The 1979 to 1985 Cadillac Eldorado was downsizing done right. So many times, when emission standards, fuel economy and plain, simple customer tastes change, the results can sometimes be…awkward. But in the late ’70s, GM had it down pat, thanks to Design VP Bill Mitchell.
Mitchell was one of the best. He took over as head of GM Design when Harley Earl retired in 1958. But Mitchell was an old hand by then. He’d been with GM for decades, and produced some great designs decades before he was awarded the helm.
The 1938 Cadillac Sixty Special was Mitchell’s first bona fide hit. Its fresh styling and clean good looks, albeit closely supervised by Earl, was a revolution.
He always had a knack for clean, attractive design. Think Sixties Cadillacs, for instance. Coupe de Villes, Eldorados, Fleetwood limousines, and the like. But when regulations started to ramp up, he was not fond of the alleged progress. He loved doing classy, big cars.
But despite his famous quote that “Doing a small car is like tailoring a dwarf”, those first downsized General Motors cars were attractive, starting in 1977 with the B- and C-body full-size cars. Then in 1978, the midsize cars came next, along with the A-Special Monte Carlo, Cutlass Supreme, Regal and Grand Prix.
In 1979, it was the personal luxury cars’ turn-The Cadillac Eldorado, Buick Riviera and Oldsmobile Toronado. And while they clearly were smaller, they looked great. And buyers responded.
One thing I liked about these cars is Cadillac didn’t do any changes just for the sake of change. As a result, the same clean lines persisted right to the final model year of 1985. Sure, grilles, tail lights and upholstery styles changes, but nothing drastic.
Yes, they looked good right to the end. Round Two of downsizing was about to begin, and the personal-lux cars were going to be drastically shrunken. But to celebrate the current Eldorado, a special edition was announced: The Commemorative Edition.
Announced towards the end of the 1985 model year, it celebrated the success of the 1979-85 Eldorados. According to my Encyclopedia of American Cars From 1930, 2,463 Commemorative Edition examples were produced. This fine example is owned by Steven Aaron, and has only 27,400 miles on the odometer.

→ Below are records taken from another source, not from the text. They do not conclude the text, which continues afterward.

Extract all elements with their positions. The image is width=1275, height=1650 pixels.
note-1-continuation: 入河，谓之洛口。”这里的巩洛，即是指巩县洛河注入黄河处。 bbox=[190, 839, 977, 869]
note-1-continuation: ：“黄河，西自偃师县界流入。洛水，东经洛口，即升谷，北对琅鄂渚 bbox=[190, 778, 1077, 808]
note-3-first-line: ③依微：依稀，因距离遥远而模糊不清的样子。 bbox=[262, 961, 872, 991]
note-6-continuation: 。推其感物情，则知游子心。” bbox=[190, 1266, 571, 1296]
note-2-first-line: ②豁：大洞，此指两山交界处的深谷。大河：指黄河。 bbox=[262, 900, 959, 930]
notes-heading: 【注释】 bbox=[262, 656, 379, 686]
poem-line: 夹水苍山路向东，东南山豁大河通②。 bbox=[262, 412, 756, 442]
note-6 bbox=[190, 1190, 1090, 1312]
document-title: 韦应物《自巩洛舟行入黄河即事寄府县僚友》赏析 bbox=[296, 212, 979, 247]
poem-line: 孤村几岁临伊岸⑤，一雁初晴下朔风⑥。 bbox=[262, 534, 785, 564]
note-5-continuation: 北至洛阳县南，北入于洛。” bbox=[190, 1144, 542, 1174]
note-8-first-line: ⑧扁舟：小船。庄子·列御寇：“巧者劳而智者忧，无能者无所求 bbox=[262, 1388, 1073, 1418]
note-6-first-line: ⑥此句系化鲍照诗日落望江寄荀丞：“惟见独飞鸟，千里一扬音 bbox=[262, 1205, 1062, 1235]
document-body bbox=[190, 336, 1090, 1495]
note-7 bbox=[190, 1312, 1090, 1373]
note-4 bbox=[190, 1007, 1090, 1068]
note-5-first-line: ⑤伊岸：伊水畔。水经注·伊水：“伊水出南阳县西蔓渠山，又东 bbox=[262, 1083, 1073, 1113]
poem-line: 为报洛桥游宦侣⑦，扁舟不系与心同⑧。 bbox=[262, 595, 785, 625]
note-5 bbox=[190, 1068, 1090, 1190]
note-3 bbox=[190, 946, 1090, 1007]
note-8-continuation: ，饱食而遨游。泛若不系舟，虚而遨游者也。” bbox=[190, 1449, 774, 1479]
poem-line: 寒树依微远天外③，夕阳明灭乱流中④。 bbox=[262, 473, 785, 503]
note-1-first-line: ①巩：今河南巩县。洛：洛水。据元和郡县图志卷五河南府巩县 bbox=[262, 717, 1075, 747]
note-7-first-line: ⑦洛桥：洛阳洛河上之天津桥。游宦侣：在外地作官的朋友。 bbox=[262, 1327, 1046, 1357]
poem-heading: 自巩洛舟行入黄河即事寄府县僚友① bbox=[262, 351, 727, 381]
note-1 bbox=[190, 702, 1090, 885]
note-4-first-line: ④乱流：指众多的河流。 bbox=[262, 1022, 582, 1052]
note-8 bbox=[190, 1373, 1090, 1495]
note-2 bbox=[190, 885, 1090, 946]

Special features of the Commemorative Edition included:
- Choice of Commodore Blue or Cotillion White paint
- Two-tone navy/white leather seating with matching door panels
- Factory gold package, which included the hood ornament, deck lid wreath and crest and all Cadillac and Eldorado emblems
- Special pinstriping: gold/white on blue cars and gold/blue on white cars
- Commemorative Edition C-pillar emblem, steering wheel badging and center cap emblems
The standard Eldorado coupe based at $20,931. Despite being in its sixth model year, sales were still healthy, with a total of 74,101 coupes and 2,300 convertibles made.
The Eldorado Biarritz was still available too, and the Eldorado Touring Coupe for those desiring some sport with their Broughamage. All rode a 114″ wheelbase.
Standard engine was, like most 1985 Cadillacs, the 4.1L V8, with 135 horsepower. Though demand was not what it had been earlier in the decade, the 5.7L diesel V8 remained on the option list.
Steve’s car was sold new in Merrillville, Indiana, and has just about every option, for a grand total of $27,958. The Commemorative Package alone was a $1478 option.
This particular car is a little unusual in that it has an Astroroof and painted metal roof-or a ‘slick top’ as they’re commonly called.
Many of the Commemorative Edition coupes came with the full cabriolet roof option instead. But I think it looks better without the top on it. Smoother.
Interesting thing about this car, it was originally found by Robert Reed, who owns the triple white 1985 Fleetwood Brougham coupe I wrote about earlier this year. Steve drove it, but it wasn’t the right time for another car then, so it went to another new owner. Four years later, he contacted Robert to let him know he was selling it. Robert called Steve, and he immediately got it! Pretty cool to have a second chance at “the one that got away!”
Needless to say, this Eldorado is a permanent part of the collection now. Special thanks to him for taking these most excellent pictures, and sharing the car’s story!